The talk called Who am I? does not have anything to do with the numbers 24601 or Jean Val Jean. It is a great, short talk about one of the ways we discover who we are. He talks about imitation. Children are programmed to imitate, it is how they learn to become. All of Hetain Patel's artwork deals with the concept of identity. His discovery is that identity is "an ever-shifting game of imitation." As children, who did we imitate? As students, workers, adults? As humans, who do we imitate and whose identity did we want from the beginning?

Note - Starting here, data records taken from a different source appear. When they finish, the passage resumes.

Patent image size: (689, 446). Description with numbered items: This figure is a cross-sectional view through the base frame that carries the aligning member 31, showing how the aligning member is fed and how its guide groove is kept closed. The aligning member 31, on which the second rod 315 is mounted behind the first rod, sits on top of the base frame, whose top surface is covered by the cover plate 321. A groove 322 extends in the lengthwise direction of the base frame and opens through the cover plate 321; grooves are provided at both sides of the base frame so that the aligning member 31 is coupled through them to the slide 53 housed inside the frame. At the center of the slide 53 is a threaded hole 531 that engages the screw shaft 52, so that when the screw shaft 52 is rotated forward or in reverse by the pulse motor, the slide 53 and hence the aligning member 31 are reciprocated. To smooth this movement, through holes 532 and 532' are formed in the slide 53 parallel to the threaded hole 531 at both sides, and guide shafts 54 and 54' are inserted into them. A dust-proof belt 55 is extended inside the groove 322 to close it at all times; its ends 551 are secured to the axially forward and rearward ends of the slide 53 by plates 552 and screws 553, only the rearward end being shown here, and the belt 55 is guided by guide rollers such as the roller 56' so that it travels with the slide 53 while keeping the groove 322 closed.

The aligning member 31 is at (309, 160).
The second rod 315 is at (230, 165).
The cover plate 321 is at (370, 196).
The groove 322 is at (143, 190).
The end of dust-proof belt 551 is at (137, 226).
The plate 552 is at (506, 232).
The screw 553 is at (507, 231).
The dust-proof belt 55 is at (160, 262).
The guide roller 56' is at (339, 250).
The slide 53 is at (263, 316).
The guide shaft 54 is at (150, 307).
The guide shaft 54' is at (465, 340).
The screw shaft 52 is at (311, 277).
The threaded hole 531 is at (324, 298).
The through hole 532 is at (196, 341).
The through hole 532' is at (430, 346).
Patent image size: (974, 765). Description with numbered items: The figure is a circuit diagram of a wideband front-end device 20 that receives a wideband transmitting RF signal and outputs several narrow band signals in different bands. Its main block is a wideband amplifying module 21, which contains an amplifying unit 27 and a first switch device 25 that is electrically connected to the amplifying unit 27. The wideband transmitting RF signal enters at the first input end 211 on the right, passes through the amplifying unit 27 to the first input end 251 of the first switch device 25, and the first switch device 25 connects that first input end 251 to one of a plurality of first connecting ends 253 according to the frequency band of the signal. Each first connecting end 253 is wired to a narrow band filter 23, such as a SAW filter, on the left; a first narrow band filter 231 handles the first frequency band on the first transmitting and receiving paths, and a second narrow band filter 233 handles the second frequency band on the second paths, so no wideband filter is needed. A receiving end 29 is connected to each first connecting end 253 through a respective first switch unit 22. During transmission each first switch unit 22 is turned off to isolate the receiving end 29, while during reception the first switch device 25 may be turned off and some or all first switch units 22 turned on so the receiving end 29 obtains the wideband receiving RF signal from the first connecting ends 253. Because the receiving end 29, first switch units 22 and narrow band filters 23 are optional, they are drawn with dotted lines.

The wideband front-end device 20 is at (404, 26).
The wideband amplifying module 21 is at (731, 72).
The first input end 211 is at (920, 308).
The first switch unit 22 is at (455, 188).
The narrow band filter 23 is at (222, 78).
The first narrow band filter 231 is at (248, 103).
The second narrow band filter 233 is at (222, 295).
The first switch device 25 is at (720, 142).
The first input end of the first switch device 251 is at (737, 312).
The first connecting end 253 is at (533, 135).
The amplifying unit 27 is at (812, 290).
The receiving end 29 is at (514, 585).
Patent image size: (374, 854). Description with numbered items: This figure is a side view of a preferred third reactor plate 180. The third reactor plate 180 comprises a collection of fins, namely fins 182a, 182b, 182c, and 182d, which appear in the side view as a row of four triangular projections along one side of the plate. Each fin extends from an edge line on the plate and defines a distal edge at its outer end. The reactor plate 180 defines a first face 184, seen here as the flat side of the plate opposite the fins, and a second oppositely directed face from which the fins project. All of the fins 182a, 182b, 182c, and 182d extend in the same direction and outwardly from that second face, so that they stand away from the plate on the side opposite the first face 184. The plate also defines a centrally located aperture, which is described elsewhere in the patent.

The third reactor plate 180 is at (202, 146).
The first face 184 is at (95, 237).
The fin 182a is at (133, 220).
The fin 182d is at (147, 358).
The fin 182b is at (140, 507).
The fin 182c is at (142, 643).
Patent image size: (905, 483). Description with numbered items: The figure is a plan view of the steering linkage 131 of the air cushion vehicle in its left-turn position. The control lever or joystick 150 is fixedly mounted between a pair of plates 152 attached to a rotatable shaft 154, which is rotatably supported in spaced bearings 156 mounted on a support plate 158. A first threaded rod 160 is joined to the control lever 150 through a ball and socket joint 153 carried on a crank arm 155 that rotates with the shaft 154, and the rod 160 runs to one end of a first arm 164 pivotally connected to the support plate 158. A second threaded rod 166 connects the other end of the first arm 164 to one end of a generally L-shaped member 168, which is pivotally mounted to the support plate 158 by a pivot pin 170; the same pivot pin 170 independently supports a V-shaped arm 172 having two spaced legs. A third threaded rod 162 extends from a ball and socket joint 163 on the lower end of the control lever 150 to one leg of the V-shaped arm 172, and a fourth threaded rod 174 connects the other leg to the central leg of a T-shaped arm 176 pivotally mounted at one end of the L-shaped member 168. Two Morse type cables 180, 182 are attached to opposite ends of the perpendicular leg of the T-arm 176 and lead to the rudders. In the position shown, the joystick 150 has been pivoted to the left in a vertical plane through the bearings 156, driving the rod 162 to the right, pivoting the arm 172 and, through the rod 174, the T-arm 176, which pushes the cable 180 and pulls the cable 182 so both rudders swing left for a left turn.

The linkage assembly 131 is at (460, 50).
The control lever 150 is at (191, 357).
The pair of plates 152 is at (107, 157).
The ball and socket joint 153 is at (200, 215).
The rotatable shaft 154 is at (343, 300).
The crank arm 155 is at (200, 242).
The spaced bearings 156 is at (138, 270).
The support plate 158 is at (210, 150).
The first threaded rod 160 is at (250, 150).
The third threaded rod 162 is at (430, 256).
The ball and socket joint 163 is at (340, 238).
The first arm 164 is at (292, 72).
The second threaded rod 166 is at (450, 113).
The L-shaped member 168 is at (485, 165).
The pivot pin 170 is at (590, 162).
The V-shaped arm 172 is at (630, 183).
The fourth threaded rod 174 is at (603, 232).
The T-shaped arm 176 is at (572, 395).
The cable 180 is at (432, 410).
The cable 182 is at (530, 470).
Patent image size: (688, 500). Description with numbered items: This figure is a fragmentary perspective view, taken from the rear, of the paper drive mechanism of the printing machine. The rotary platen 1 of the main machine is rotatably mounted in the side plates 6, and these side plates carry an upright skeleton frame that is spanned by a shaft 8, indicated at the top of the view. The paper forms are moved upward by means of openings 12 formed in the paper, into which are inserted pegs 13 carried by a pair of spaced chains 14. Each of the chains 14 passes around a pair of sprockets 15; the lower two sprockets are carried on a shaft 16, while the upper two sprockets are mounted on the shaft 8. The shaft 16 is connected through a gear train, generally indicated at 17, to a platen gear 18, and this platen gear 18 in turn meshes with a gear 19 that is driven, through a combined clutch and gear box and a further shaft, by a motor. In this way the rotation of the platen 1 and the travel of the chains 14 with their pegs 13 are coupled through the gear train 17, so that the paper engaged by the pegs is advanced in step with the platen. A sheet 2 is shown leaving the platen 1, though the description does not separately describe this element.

He also uses a word that is very significant in my life: failure. To me, sometimes failure is like this giant rock that is constantly with me, magnetically engineered to stay by me. It is heavy and I am scared of it. I have tried throwing it away from me, leaving it behind, climbing over it, hiding under it, dragging it, kicking it, ignoring it, romanticizing it, philosophizing it, embracing it . . . The reality is that failure is a fact of life. And I really love life. I liked this video because he talks about failure in a way that I have never considered. Sometimes, or always, the human conditions that seem to weaken us the most are the ones that lead us to the discovery of who we truly are. And when we know who we are, I believe we can overcome anything.